My benchmark also includes: - the fixed-point version from Filter.cpp - two variants of the float-version, with some experiments on float<->int conversion ("better conv. #n")- a SSE2 version as a straight adoption of the floating-point version. GCC2 doesn't like inline SSE code, so I also wrote a normal assembly version for YASM.
Here are the clock cycle timings for Haiku and Windows/Cygwin on my Intel Q9550 with 10.000 iterations of the core logic shown above:
Benchmark: ShowImage Bilinear Scale, inner loop Compile date: Mar 2 2009 11:15:10 GCC version: 2.95.3-haiku-081024 -- Results -- Minimum Average Maximum # 1: 1640033 1641250 1646085 - 'Float math, original' # 2: 665007 665615 671008 - 'FixPt math, original' # 3: 1640033 1641255 1646102 - 'Float math, better conv. #1' # 4: 1680017 1681825 1692011 - 'Float math, better conv. #2' # 5: 169125 169282 170111 - 'SSE2' Benchmark: ShowImage Bilinear Scale, inner loop Compile date: Mar 2 2009 10:19:35 GCC version: 4.3.0 20080305 (alpha-testing) 1 -- Results -- Minimum Average Maximum # 1: 563465 565586 569712 - 'Float math, original' # 2: 330020 330034 330122 - 'FixPt math, original' # 3: 564765 565895 566899 - 'Float math, better conv. #1' # 4: 600023 600137 601068 - 'Float math, better conv. #2' # 5: 178015 179381 179927 - 'SSE2-inline' # 6: 167619 225279 627495 - 'SSE2' This code is of course very extreme in its computational intensity, so these results overstate the average speedup of GCC4 vs 2; but I have ahard time believing that GCC4 won't perform better than GCC2 on "normal" code. How much of a speedup can be gained depends on many factors, of course. I doubt that normal OS code will profit very much; it often does more calls than computations. But any kind of "media" or real computational code should see significant speedups.
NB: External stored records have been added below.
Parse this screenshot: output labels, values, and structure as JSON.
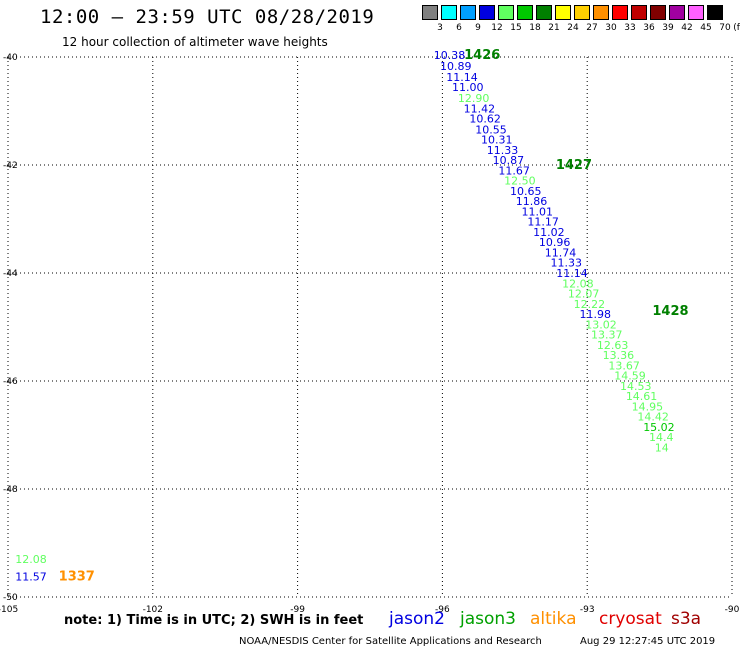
{
  "header": {
    "title": "12:00 – 23:59 UTC 08/28/2019",
    "subtitle": "12 hour collection of altimeter wave heights"
  },
  "legend": {
    "unit": "(ft)",
    "bins": [
      {
        "label": "3",
        "color": "#808080"
      },
      {
        "label": "6",
        "color": "#00ffff"
      },
      {
        "label": "9",
        "color": "#00a0ff"
      },
      {
        "label": "12",
        "color": "#0000e0"
      },
      {
        "label": "15",
        "color": "#60ff60"
      },
      {
        "label": "18",
        "color": "#00c800"
      },
      {
        "label": "21",
        "color": "#008000"
      },
      {
        "label": "24",
        "color": "#ffff00"
      },
      {
        "label": "27",
        "color": "#ffd000"
      },
      {
        "label": "30",
        "color": "#ff9000"
      },
      {
        "label": "33",
        "color": "#ff0000"
      },
      {
        "label": "36",
        "color": "#c00000"
      },
      {
        "label": "39",
        "color": "#800000"
      },
      {
        "label": "42",
        "color": "#a000a0"
      },
      {
        "label": "45",
        "color": "#ff60ff"
      },
      {
        "label": "70",
        "color": "#000000"
      }
    ]
  },
  "chart_data": {
    "type": "scatter",
    "xlim": [
      -105,
      -90
    ],
    "ylim": [
      -50,
      -40
    ],
    "x_ticks": [
      {
        "value": -105,
        "label": "-105"
      },
      {
        "value": -102,
        "label": "-102"
      },
      {
        "value": -99,
        "label": "-99"
      },
      {
        "value": -96,
        "label": "-96"
      },
      {
        "value": -93,
        "label": "-93"
      },
      {
        "value": -90,
        "label": "-90"
      }
    ],
    "y_ticks": [
      {
        "value": -40,
        "label": "-40"
      },
      {
        "value": -42,
        "label": "-42"
      },
      {
        "value": -44,
        "label": "-44"
      },
      {
        "value": -46,
        "label": "-46"
      },
      {
        "value": -48,
        "label": "-48"
      },
      {
        "value": -50,
        "label": "-50"
      }
    ],
    "grid": true,
    "points": [
      {
        "lon": -96.18,
        "lat": -39.96,
        "text": "10.38",
        "color": "#0000e0"
      },
      {
        "lon": -96.05,
        "lat": -40.17,
        "text": "10.89",
        "color": "#0000e0"
      },
      {
        "lon": -95.92,
        "lat": -40.37,
        "text": "11.14",
        "color": "#0000e0"
      },
      {
        "lon": -95.8,
        "lat": -40.56,
        "text": "11.00",
        "color": "#0000e0"
      },
      {
        "lon": -95.68,
        "lat": -40.76,
        "text": "12.90",
        "color": "#60ff60"
      },
      {
        "lon": -95.56,
        "lat": -40.95,
        "text": "11.42",
        "color": "#0000e0"
      },
      {
        "lon": -95.44,
        "lat": -41.14,
        "text": "10.62",
        "color": "#0000e0"
      },
      {
        "lon": -95.32,
        "lat": -41.34,
        "text": "10.55",
        "color": "#0000e0"
      },
      {
        "lon": -95.2,
        "lat": -41.53,
        "text": "10.31",
        "color": "#0000e0"
      },
      {
        "lon": -95.08,
        "lat": -41.72,
        "text": "11.33",
        "color": "#0000e0"
      },
      {
        "lon": -94.96,
        "lat": -41.91,
        "text": "10.87",
        "color": "#0000e0"
      },
      {
        "lon": -94.84,
        "lat": -42.1,
        "text": "11.67",
        "color": "#0000e0"
      },
      {
        "lon": -94.72,
        "lat": -42.29,
        "text": "12.50",
        "color": "#60ff60"
      },
      {
        "lon": -94.6,
        "lat": -42.48,
        "text": "10.65",
        "color": "#0000e0"
      },
      {
        "lon": -94.48,
        "lat": -42.67,
        "text": "11.86",
        "color": "#0000e0"
      },
      {
        "lon": -94.36,
        "lat": -42.86,
        "text": "11.01",
        "color": "#0000e0"
      },
      {
        "lon": -94.24,
        "lat": -43.05,
        "text": "11.17",
        "color": "#0000e0"
      },
      {
        "lon": -94.12,
        "lat": -43.24,
        "text": "11.02",
        "color": "#0000e0"
      },
      {
        "lon": -94.0,
        "lat": -43.43,
        "text": "10.96",
        "color": "#0000e0"
      },
      {
        "lon": -93.88,
        "lat": -43.62,
        "text": "11.74",
        "color": "#0000e0"
      },
      {
        "lon": -93.76,
        "lat": -43.81,
        "text": "11.33",
        "color": "#0000e0"
      },
      {
        "lon": -93.64,
        "lat": -44.0,
        "text": "11.14",
        "color": "#0000e0"
      },
      {
        "lon": -93.52,
        "lat": -44.19,
        "text": "12.08",
        "color": "#60ff60"
      },
      {
        "lon": -93.4,
        "lat": -44.38,
        "text": "12.07",
        "color": "#60ff60"
      },
      {
        "lon": -93.28,
        "lat": -44.57,
        "text": "12.22",
        "color": "#60ff60"
      },
      {
        "lon": -93.16,
        "lat": -44.76,
        "text": "11.98",
        "color": "#0000e0"
      },
      {
        "lon": -93.04,
        "lat": -44.95,
        "text": "13.02",
        "color": "#60ff60"
      },
      {
        "lon": -92.92,
        "lat": -45.14,
        "text": "13.37",
        "color": "#60ff60"
      },
      {
        "lon": -92.8,
        "lat": -45.33,
        "text": "12.63",
        "color": "#60ff60"
      },
      {
        "lon": -92.68,
        "lat": -45.52,
        "text": "13.36",
        "color": "#60ff60"
      },
      {
        "lon": -92.56,
        "lat": -45.71,
        "text": "13.67",
        "color": "#60ff60"
      },
      {
        "lon": -92.44,
        "lat": -45.9,
        "text": "14.59",
        "color": "#60ff60"
      },
      {
        "lon": -92.32,
        "lat": -46.09,
        "text": "14.53",
        "color": "#60ff60"
      },
      {
        "lon": -92.2,
        "lat": -46.28,
        "text": "14.61",
        "color": "#60ff60"
      },
      {
        "lon": -92.08,
        "lat": -46.47,
        "text": "14.95",
        "color": "#60ff60"
      },
      {
        "lon": -91.96,
        "lat": -46.66,
        "text": "14.42",
        "color": "#60ff60"
      },
      {
        "lon": -91.84,
        "lat": -46.85,
        "text": "15.02",
        "color": "#00c800"
      },
      {
        "lon": -91.72,
        "lat": -47.04,
        "text": "14.4",
        "color": "#60ff60"
      },
      {
        "lon": -91.6,
        "lat": -47.23,
        "text": "14",
        "color": "#60ff60"
      },
      {
        "lon": -104.85,
        "lat": -49.3,
        "text": "12.08",
        "color": "#60ff60"
      },
      {
        "lon": -104.85,
        "lat": -49.62,
        "text": "11.57",
        "color": "#0000e0"
      }
    ],
    "pass_labels": [
      {
        "lon": -95.55,
        "lat": -39.96,
        "text": "1426",
        "color": "#008000"
      },
      {
        "lon": -93.65,
        "lat": -42.0,
        "text": "1427",
        "color": "#008000"
      },
      {
        "lon": -91.65,
        "lat": -44.7,
        "text": "1428",
        "color": "#008000"
      },
      {
        "lon": -103.95,
        "lat": -49.62,
        "text": "1337",
        "color": "#ff9000"
      }
    ]
  },
  "note": "note: 1) Time is in UTC; 2) SWH is in feet",
  "satellites": [
    {
      "name": "jason2",
      "color": "#0000e0"
    },
    {
      "name": "jason3",
      "color": "#00a000"
    },
    {
      "name": "altika",
      "color": "#ff9000"
    },
    {
      "name": "cryosat",
      "color": "#e00000"
    },
    {
      "name": "s3a",
      "color": "#a00000"
    }
  ],
  "footer": {
    "credit": "NOAA/NESDIS Center for Satellite Applications and Research",
    "timestamp": "Aug 29 12:27:45 UTC 2019"
  }
}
Maybe your test cases suffered from some problem which prevented high speedups. I haven't tested Haiku/GCC4 (I need more thumbdrives...), maybe GCC4 has some problems on Haiku? I can't imagine what could cause this, but if GCC4 really shouldn't be faster on Haiku while being faster in Cygwin, there has to be some reason for it.
I'll prepare the above benchmark for download and post a link here, so that anyone interested can test for himself; performance deltas on other CPUs should be interesting. I'm also open for any suggestions for more "normal" test cases to compare compiler performance.
Now I'll wait 'til my Haiku/GCC4 build finishes and test my benchmark with it... you've really made me curious. ;-)
Christian Note that heavy use of float<->int conversions may result in slow execution, especially on AMD Athlon/64. This is due to the way C handles these conversions. Code making heavy use of such conversions could be performance-limited regardless of GCC version used.